Davide sedeva accanto a Pietro Genovese, sul posto davanti della Renault Koleos, la notte del 21 dicembre, quando il Suv ha travolto e ucciso Gaia e Camilla in corso Francia a Roma. La sua testimonianza è stata preziosa, insieme a quella dell’altro ventenne presente in auto, Tommaso, per ricostruire l’accaduto. Intervistato dal Messaggero, il giovane rivive i momenti cruciali di quella serata, che non potrà più dimenticare. I tre coetanei stavano rientrando da una cena a casa di amici alla Collina Fleming in cui si era festeggiato il ritorno di un amico dal periodo di Erasmus all’estero.

Davide conferma che tutti avevano bevuto qualche bicchiere di vino. Anche Pietro, figlio del celebre regista Paolo Genovese, aveva brindato, ma – secondo il suo amico – non era ubriaco, né tantomeno drogato: quella sera nessuno aveva assunto stupefacenti. Tuttavia il giovane alla guida era risultato positivo anche al test antidroga, probabilmente per sostanze prese alcuni giorni prima della tragedia.

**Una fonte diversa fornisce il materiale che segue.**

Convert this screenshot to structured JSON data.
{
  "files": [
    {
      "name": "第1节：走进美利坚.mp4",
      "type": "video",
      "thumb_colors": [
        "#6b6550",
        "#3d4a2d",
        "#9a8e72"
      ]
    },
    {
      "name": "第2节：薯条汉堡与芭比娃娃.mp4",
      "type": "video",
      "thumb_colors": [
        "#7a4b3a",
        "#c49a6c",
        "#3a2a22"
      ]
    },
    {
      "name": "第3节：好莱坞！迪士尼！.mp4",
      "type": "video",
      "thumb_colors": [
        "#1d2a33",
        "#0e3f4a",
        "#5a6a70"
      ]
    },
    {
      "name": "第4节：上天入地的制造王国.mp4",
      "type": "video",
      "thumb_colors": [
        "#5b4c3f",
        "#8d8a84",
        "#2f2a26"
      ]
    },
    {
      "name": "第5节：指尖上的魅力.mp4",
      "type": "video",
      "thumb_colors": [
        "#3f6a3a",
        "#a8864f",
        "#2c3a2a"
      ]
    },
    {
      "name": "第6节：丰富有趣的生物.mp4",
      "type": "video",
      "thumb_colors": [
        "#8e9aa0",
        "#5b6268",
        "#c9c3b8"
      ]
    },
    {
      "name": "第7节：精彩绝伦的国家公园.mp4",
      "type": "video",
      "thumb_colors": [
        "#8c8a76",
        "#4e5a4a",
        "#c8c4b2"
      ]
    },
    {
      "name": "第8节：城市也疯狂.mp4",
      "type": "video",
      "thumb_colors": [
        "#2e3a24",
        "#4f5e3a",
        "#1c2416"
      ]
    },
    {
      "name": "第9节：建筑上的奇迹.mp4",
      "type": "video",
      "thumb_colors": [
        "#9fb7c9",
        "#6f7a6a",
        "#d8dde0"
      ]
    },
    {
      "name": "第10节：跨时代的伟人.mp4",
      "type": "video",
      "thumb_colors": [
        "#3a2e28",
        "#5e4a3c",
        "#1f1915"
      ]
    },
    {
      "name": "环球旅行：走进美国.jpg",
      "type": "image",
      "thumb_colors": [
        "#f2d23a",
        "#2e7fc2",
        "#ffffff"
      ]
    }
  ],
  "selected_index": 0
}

Molto alto invece il tasso di alcol nel sangue, pari a quasi il triplo di quello consentito ai neopatentati come Pietro, che già in precedenza era stato privato del documento di guida.

La drammatica ricostruzione dell’accaduto

Nella sua intervista Davide ripercorre i tragici momenti dell’incidente, avvenuto poco dopo la mezzanotte, a poca distanza da Ponte Milvio, zona di ritrovo dei giovani romani.

Innanzitutto comincia col dire che l’auto era appena ripartita, una volta scattato il verde: quindi non poteva andare troppo veloce. Eppure, secondo l’ordinanza cautelare emessa dal Gip Bernadette Nicotra nei confronti di Pietro Genovese, il Suv procedeva a circa 100 chilometri all’ora, superando ampiamente il limite cittadino di 50.

Secondo Davide le due 16enni sarebbero sbucate all’improvviso, correndo mano nella mano, forse per scavalcare il guardrail e raggiungere l’altro lato di corso Francia. Per il giovane sarebbe stato impossibile non investirle: le due sagome di Gaia e Camilla sarebbero apparse dal nulla, davanti all’auto che sull’altra corsia si era fermata all’improvviso per non investirle.

Il ventenne ricorda altri particolari impressionanti: il rumore al momento dell’impatto; il corpo di una delle ragazze rimbalzato sul cofano della Renault; gli inutili tentativi di soccorso; le giovani immobili e ormai prive di vita; una, forse due vetture che non le avrebbero viste, investendole di nuovo.

Le lacrime di Pietro Genovese

Più controversa un’altra questione: il punto in cui Pietro Genovese si sarebbe fermato con la propria automobile. Secondo Davide, che sarebbe stato il primo a scendere dal Suv, non sarebbe stato possibile arrestare la Renault subito in mezzo alla strada, ma i tre avrebbero preferito accostare sulla destra e fermarsi, dopo pochi secondi. Invece per il Gip la vettura avrebbe continuato la marcia per circa 250 metri, parcheggiando sopra la rampa d’accesso a via del Foro Italico, dopo che i due amici avrebbero urlato a Pietro – evidentemente sotto shock – di fermarsi immediatamente.

Davide si sofferma anche sulle condizioni di Genovese, che sta scontando gli arresti domiciliari e appare distrutto: sta molto male e piange di continuo. Tommaso, l’altro ragazzo che era a bordo della Renault, è stato ascoltato dagli inquirenti ed ha fornito la propria versione dei fatti, ma non ha voluto rilasciare alla stampa commenti su quanto accaduto quella notte.